Depois de mais de uma década, a atonia persistente da atividade económica conjugada com a ausência de dinamismo na frente dos preços permitiu ás instiuições de emissão, assim que lhes foi possível, apoiarem a atividade através de descidas das taxas de juro de curto prazo ou da compra de ativos obrigacionistas levando à descida das taxas de juro com maturidades mais afastadas (Quantitative Easing). Os bancos centrais e os mercados – através das expectativas que exprimiam ou dos excessos que cometiam – "escolhiam" a política monetária a aplicar, sem outra limitação senão as suas próprias necessidades.

Foi a época em que as más notícias económicas – mais numerosas do que as boas – se traduziam em boas notícias para os mercados, uma vez que levavam sistematicamente os bancos centrais a injetarem liquidez, esse carburante dos mercados com o mais elevado índice de octano. Mas isso era dantes. E, tal como previmos há alguns meses, agora é a inflação, após o seu longo eclipse, a "ditar" a política monetária.

Os bancos centrais não têm alternativa senão submeter-se às exigências da inflação. Os bancos centrais têm, com efeito, um mandato preciso que não podem derrogar de maneira duradoura. Nesse mandato, a estabilidade dos preços ocupa um lugar central; transigir no que respeita à inflação é violar a lei.

Este regresso da inflação como fator determinante das políticas monetárias resulta em duas consequências principais: A primeira é que a incerteza relativamente ao nível das taxas de juro futuras aumenta sensivelmente, ao sabor dos solavancos da política monetária, obrigada a desenrolar o tortuoso fio da inflação em tempo real. A volatilidade dos mercados obrigacionistas será reforçada e, com ela, a dos mercados de ações.

As tentativas de decisões de política monetária "telefonadas" aos mercados para amortecer o seu impacto imediato estarão frequentemente votadas ao fracasso. A evolução da comunicação da Reserva Federal dos EUA (Fed) desde a sua descoberta estranhamente tardia da persistência da inflação no passado mês de novembro ou, ainda mais recentemente, a do Banco Central Europeu (BCE) pela voz da presidente Christine Lagarde ilustraram esta situação de maneira caricatural.
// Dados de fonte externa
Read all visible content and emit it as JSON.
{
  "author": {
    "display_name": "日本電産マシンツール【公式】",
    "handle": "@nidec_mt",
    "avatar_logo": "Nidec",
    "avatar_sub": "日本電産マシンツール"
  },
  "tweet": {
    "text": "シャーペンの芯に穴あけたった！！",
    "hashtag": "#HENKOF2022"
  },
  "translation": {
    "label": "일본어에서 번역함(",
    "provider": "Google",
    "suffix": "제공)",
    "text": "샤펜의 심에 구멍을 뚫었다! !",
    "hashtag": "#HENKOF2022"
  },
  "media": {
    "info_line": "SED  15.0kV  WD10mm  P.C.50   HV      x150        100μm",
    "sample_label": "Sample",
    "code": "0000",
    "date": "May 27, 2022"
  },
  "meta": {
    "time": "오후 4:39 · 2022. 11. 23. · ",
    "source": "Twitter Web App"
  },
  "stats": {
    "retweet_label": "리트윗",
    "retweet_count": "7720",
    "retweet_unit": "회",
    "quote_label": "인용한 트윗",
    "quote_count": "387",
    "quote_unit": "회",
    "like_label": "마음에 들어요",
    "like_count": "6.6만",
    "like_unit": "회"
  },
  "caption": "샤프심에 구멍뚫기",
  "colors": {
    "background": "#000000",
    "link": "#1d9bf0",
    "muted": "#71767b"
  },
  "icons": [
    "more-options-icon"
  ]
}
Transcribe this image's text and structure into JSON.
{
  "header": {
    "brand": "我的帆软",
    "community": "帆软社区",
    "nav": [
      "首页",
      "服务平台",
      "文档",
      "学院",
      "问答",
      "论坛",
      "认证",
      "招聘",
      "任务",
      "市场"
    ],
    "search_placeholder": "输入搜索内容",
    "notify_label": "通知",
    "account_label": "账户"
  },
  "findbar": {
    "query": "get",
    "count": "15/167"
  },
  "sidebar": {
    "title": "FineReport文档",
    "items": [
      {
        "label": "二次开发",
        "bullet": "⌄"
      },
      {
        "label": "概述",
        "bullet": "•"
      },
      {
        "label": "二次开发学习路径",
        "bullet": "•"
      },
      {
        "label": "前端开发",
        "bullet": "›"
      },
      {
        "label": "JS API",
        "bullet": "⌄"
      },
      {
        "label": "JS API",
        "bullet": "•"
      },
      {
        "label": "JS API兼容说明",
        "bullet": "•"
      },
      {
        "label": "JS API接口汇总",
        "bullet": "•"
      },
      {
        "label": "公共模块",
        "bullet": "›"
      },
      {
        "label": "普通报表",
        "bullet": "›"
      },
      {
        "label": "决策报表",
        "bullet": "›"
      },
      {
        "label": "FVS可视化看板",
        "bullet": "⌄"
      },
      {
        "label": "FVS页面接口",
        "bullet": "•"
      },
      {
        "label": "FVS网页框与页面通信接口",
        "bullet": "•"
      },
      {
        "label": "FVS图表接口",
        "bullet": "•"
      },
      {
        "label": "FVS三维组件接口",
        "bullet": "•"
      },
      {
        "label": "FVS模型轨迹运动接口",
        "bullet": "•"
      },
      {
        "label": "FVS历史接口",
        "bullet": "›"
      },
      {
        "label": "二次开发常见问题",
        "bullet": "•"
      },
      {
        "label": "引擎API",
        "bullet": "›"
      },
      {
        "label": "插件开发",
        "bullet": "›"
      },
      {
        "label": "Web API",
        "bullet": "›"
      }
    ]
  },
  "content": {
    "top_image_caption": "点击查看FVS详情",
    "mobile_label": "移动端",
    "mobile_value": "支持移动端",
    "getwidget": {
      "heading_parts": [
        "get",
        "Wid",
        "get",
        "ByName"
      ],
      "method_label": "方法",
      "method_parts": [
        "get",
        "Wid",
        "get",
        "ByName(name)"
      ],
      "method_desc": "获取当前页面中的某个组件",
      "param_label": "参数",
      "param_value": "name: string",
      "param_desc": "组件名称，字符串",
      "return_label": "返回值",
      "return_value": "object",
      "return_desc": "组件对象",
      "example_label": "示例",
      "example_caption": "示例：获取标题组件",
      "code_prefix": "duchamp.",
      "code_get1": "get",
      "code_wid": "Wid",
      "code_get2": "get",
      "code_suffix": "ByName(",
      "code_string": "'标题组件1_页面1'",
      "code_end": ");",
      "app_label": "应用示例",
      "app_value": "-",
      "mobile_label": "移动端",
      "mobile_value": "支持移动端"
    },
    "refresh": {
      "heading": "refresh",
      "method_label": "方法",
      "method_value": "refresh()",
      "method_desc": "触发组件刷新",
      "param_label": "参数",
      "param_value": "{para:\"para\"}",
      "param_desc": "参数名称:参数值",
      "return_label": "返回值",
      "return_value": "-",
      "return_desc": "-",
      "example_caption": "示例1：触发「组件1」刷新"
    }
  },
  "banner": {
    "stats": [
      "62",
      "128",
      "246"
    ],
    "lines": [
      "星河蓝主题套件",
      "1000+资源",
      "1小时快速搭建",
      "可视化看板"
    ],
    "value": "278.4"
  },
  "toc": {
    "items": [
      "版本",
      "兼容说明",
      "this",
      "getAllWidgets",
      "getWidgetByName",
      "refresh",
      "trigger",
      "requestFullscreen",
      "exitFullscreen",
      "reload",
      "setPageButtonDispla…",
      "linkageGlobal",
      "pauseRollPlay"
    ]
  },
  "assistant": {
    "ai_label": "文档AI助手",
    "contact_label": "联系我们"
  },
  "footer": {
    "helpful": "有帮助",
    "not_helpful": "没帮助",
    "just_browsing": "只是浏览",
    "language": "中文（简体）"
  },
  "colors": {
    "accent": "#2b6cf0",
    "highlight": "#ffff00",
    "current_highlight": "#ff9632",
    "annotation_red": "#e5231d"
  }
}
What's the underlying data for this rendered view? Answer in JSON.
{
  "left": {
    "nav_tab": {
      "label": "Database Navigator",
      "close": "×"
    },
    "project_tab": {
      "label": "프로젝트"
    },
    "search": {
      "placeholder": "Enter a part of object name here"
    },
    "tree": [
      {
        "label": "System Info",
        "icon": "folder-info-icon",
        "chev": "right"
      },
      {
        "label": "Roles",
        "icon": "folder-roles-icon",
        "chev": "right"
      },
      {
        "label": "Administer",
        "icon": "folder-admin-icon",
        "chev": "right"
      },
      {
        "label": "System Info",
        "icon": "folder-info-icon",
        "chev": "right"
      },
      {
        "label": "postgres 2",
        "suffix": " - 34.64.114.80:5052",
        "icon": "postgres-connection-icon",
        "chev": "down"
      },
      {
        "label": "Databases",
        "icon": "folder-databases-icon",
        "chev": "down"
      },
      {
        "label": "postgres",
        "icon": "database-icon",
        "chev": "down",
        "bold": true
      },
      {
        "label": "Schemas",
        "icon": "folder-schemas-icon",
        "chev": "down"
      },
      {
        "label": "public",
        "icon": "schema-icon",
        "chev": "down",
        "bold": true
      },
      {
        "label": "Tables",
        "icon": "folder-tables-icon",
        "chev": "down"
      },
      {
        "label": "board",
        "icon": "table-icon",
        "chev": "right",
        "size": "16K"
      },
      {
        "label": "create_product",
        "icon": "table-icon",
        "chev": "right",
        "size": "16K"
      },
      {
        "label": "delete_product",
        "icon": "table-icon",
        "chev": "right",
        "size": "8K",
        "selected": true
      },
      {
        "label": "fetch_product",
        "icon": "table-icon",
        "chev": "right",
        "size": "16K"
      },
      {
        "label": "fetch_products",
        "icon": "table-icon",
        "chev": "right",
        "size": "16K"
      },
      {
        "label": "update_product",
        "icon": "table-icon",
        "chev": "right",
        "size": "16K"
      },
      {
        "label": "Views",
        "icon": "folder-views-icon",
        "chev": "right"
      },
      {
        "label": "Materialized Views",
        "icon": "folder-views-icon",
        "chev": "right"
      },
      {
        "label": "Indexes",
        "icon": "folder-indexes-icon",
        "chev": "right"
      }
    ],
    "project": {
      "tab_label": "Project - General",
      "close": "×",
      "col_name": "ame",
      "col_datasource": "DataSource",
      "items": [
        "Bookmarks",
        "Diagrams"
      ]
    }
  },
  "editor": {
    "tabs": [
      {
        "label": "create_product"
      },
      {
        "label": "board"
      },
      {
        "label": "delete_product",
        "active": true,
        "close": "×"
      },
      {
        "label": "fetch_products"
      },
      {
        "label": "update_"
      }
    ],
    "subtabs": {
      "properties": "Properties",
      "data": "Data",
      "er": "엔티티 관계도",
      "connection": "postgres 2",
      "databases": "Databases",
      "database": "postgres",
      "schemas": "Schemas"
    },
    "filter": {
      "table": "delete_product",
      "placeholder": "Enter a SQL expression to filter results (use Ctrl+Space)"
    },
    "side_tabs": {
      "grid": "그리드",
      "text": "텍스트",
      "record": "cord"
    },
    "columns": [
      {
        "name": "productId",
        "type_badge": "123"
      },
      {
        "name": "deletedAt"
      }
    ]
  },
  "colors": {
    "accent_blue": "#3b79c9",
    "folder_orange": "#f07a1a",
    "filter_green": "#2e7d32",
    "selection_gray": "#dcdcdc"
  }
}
Passar, como eles o fizeram, de uma posição de negação relativamente à futura inflação ao anúncio de aumentos das taxas de juro possivelmente numerosos, enriquecidos ou não por uma redução rápida da sua carteira de obrigações (Quantitative Tightening), não é senão um sinal de alerta da imprevisibilidade desestabilizadora da inflação e da dificuldade em reduzi-la seguindo um processo contínuo regrado. A volatilidade está de regresso!

Evoluções das taxas de juro a 10 anos e da inflação nos Estados Unidos
Fonte: Bloomberg

É novamente a inflação a ditar a política monetária!

A segunda consequência do comeback da inflação é que, para respeitar o seu mandato, os bancos centrais podem ser levados a retirar liquidez ao mesmo tempo que se aproxima ou se desenvolve um abrandamento. E, ao que tudo indica, é a isto que os Estados Unidos tendem atualmente, tal como, possivelmente, o fará a Europa em breve.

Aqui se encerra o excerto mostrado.